In England he has always been understood; and it is only fair, to him and to ourselves, to add that he has never been regarded first and foremost as a national poet. His humanity is too calm and broad to suffer the prejudices and exclusions of international enmities. The sovereignty that he holds has been allowed to him by men of all parties. The schools of literature have, from the very first, united in his praise. Ben Jonson, who knew him and loved him, was a classical scholar, and disapproved of some of his romantic escapades, yet no one will ever outgo Ben Jonson's praise of Shakespeare.

Triumph, my Britain, thou hast one to show,To whom all Scenes of Europe homage owe.He was not-of an ago, but for all time!

The sects of religion forget their disputes and recognize the spirit of religion in this profane author. He cannot be identified with any institution. According to the old saying, he gave up the Church and took to religion. Ho gave up the State, and took to humanity. The formularies and breviaries to which political and religious philosophers profess their allegiance were nothing to him. These formularies are a convenient shorthand, to save the trouble of thinking. But Shakespeare always thought. Every question that he treats is brought out of the realm of abstraction, and exhibited in its relation to daily life and the minds and hearts of men. He could never have been satisfied with such a smug phrase as 'the greatest happiness of the greatest number'. His mind would have been eager for details. In what do the greatest number find their happiness? How far is the happiness of one consistent with the happiness of another? What difficulties and miscarriages attend the business of transmuting the recognized materials for happiness into living human joy? Even these questions he would not have been content to handle in high philosophic fashion; he would have insisted on instances, and would have subscribed to no code that is not carefully built out of case-law. He knew that sanity is in the life of the senses; and that if there are some philosophers who are not mad it is because they live a double life, and have consolations and resources of which their books tell you nothing. It is the part of their life which they do not think it worth their while to mention that would have interested Shakespeare. He loves to reduce things to their elements. 'Is man no more than this?' says the old king on the heath, as he gazes on the naked madman. 'Consider him well. Thou owest the worm no silk, the beast no hide, the sheep no wool, the cat no perfume. Ha! here's three of us are sophisticated! Thou art the thing itself: unaccommodated man is no more but such a poor, bare, forked animal as thou art. Off, off, you lendings!' That is how Shakespeare lays the mind of man bare, and strips him of his pretences, to try if he be indeed noble. And he finds that man, naked and weak, hunted by misfortune, liable to all the sins and all the evils that follow frailty, still has faith left to him, and charity. King Lear is still every inch a king.
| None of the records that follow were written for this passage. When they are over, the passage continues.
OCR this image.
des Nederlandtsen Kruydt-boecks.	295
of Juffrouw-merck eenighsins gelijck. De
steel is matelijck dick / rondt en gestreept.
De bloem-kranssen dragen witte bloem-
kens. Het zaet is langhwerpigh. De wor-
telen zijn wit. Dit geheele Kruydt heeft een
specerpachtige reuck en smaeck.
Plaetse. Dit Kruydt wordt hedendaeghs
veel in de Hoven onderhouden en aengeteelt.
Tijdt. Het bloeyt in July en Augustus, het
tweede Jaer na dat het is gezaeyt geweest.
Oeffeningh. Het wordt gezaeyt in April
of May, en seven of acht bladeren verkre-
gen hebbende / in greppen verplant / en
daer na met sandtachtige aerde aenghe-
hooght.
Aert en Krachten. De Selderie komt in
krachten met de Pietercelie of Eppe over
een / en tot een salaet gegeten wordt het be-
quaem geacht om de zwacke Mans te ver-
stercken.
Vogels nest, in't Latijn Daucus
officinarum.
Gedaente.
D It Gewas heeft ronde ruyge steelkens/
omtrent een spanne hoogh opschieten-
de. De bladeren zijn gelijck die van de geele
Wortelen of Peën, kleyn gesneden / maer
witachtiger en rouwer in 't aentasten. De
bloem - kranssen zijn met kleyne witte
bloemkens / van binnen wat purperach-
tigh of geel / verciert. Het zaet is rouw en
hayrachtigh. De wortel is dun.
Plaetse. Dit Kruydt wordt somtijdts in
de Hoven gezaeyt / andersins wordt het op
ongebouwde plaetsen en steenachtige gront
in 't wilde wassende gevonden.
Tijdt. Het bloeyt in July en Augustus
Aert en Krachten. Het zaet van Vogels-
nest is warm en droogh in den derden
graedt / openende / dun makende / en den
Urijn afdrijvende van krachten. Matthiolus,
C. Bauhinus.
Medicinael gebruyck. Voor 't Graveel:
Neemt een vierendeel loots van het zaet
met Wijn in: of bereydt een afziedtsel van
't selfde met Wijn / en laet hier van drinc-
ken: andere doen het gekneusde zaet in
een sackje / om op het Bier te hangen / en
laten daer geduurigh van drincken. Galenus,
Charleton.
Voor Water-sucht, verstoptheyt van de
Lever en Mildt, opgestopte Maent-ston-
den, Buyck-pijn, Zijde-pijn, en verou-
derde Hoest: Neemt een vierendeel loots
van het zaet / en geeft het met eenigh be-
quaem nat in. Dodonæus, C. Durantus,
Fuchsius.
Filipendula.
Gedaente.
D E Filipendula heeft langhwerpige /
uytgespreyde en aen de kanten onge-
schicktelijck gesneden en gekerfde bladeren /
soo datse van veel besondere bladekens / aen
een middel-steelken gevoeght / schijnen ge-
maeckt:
That is not a little discovery, for when his mind came to grips with human life Shakespeare did not deal in rhetoric; so that the good he finds is real good—''tis in grain; 'twill endure wind and weather'. Nothing is easier than to make a party of humanity, and to exalt mankind by ignorantly vilifying the rest of the animal creation, which is full of strange virtues and abilities. Shakespeare refused that way; he saw man weak and wretched, not able to maintain himself except as a pensioner on the bounty of the world, curiously ignorant of his nature and his destiny, yet endowed with certain gifts in which he can find sustenance and rest, brave by instinct, so that courage is not so much his virtue as cowardice is his lamentable and exceptional fault, ready to forget his pains or to turn them into pleasures by the alchemy of his mind, quick to believe, and slow to suspect or distrust, generous and tender to others, in so far as his thought and imagination, which are the weakest things about him, enable him to bridge the spaces that separate man from man, willing to make of life a great thing while he has it, and a little thing when he comes to lose it. These are some of his gifts; and Shakespeare would not have denied the saying of a thinker with whom he has no very strong or natural affinity, that 'the greatest of these is charity'.